9.523 the openness of Java

Humanist (mccarty@phoenix.Princeton.EDU)
Tue, 6 Feb 1996 18:29:38 -0500 (EST)

Humanist Discussion Group, Vol. 9, No. 523.
Center for Electronic Texts in the Humanities (Princeton/Rutgers)
Information at http://www.princeton.edu/~mccarty/humanist/

[1] From: "Richard L. Goerwitz III" <richard@mithra- (25)
orinst.uchicago.edu>
Subject: Re: 9.519 the rush of java

> >Java will also make it much easier for small niche software products to
> >be developed and distributed. That should be of some interest to those
> >of us in academic life, since we do so much of our work in such niches.
>
> I don't deny that Java sounds promising but I am hesitant about investing
> any t&e into exploring its potential. The main reason is Blackbird -- now
> known as Microsoft's Internet Studio. As a recent .net article put it, "the
> bottom line is that you can do 99.9 per cent of what you want with Studio
> alone and never have to learn Java....

One important consideration here: Java is an open standard. That is,
Its specs are public, and the implementations are free for noncommercial
use.
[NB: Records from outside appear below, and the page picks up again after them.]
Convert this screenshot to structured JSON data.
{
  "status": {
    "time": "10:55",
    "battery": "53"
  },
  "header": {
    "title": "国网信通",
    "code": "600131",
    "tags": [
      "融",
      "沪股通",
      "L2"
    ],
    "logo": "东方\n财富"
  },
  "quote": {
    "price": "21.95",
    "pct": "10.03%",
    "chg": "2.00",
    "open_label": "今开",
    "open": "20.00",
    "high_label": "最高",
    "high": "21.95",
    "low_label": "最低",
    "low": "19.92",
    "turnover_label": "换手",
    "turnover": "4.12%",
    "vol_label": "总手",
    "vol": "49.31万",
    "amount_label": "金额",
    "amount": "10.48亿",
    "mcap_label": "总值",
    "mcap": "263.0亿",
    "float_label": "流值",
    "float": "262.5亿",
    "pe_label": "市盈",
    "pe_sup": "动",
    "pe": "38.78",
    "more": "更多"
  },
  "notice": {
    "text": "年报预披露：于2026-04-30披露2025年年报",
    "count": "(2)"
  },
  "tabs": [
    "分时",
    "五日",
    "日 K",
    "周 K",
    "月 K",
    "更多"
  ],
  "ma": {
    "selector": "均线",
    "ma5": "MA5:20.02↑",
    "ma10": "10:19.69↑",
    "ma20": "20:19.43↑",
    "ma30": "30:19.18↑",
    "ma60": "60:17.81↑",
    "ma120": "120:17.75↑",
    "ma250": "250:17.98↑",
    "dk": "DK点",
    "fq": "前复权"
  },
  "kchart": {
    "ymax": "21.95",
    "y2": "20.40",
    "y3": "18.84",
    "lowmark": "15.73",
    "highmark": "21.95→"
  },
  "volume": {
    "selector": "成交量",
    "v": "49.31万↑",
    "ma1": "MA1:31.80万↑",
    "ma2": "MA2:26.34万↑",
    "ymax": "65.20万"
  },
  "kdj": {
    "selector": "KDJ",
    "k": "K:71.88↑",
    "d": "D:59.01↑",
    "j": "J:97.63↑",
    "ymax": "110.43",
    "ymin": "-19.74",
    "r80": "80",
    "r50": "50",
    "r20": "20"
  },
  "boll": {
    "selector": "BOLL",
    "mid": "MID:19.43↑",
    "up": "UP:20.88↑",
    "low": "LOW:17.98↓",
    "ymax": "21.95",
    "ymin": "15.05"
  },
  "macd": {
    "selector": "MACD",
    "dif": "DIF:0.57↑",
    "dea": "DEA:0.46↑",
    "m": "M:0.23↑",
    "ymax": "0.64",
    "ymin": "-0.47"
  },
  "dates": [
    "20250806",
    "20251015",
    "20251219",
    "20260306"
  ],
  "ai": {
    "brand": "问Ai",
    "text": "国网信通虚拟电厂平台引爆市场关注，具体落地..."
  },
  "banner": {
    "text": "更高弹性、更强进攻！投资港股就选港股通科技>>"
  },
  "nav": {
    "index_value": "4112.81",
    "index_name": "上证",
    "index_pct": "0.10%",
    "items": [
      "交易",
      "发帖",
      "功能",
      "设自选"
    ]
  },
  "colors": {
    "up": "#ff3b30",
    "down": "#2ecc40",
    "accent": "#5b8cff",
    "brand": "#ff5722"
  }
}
And implementations are available right now for many platforms -
Macs, PCs, Unix machines of various kinds. Independent ports are coming
along (actively encouraged by Sun) for even more platforms.

Perhaps Microsoft is also taking this route. I know nothing about Black-
bird, but if history is any guide, Microsoft is focusing on Windows, and
the source code and specs aren't being dealt with nearly as openly as
Java's. Actually, is the source code even being released? Or is this
just another piece of totally proprietary software?

Someone please enlighten us about the specifics, with URLs if possible.